This warming spiced soup is full of anti-oxidants and anti-inflammatory ingredients. The beta-carotene found in the orange vegetables are a great anti-oxidant protecting the body from free radical damage and the curcumin found in turmeric is renowned for its anti-inflammatory properties and provides a good source of magnesium and B6.

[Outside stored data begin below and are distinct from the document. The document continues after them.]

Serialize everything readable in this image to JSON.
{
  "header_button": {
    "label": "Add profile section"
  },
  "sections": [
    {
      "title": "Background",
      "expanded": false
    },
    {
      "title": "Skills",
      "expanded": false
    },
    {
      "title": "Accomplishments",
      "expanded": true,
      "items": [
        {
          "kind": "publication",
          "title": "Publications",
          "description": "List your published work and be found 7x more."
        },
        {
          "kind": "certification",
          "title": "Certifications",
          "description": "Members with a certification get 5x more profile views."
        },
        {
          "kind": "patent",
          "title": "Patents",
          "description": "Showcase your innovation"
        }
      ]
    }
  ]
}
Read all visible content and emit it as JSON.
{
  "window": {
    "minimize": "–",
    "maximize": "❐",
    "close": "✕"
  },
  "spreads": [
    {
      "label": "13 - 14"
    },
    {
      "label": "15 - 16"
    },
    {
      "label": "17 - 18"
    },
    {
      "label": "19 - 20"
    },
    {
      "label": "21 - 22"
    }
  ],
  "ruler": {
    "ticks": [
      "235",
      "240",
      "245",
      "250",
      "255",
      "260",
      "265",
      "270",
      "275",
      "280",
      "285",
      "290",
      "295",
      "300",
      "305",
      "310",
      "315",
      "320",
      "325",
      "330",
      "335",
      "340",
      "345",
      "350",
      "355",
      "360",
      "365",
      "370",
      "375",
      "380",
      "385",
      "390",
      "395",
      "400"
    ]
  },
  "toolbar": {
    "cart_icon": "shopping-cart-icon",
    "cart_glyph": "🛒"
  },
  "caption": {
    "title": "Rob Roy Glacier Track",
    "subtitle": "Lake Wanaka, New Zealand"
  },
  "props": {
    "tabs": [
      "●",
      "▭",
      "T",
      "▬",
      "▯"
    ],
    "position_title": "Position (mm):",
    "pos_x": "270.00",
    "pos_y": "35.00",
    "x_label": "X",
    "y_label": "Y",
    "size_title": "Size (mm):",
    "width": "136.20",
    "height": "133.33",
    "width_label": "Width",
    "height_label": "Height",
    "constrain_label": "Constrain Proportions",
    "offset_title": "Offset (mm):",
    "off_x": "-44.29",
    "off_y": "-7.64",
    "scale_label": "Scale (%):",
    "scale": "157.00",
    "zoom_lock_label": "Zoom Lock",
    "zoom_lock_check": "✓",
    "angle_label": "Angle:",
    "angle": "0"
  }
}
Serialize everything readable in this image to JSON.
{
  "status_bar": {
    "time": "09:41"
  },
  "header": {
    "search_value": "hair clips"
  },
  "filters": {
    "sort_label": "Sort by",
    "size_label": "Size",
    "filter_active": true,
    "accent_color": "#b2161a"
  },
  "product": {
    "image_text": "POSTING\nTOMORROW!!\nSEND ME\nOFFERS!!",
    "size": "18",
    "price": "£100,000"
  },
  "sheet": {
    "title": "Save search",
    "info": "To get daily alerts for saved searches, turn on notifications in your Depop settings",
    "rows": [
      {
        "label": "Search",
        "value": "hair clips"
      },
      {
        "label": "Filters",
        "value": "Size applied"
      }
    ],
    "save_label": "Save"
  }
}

NOTES: Store in airtight container for up to 4 days or freeze for up to 3 months.



1 tbsp avocado oil

1 onion diced

1 carrot diced

1 celery stick diced

15g fresh ginger diced

1 large garlic clove minced

1½tsp ground turmeric

¼ tsp ground black pepper

¾ tsp Himalayan salt

450g butternut squash peeled and cubed

200g sweet potato peeled and cubed

400g can coconut milk

400g water or veg stock


  1. Heat the oil in a large saucepan and then add the onion, carrot, celery and ginger and sauté for 5 mins over a medium heat.
  2. Add the garlic and spices and continue to cook over a low heat for a further 2 minutes, stirring continuously.
  3. Add the butternut squash, sweet potato, coconut milk and water (or stock), bring to the boil and simmer for 15 minutes.
  4. Once the vegetables are cooked through blend with a stick blender, adjusting seasoning to taste.
  5. Serve hot topped with fresh coriander, seeds and a drizzle of truffle oil or pour over shredded spinach and stir until wilted.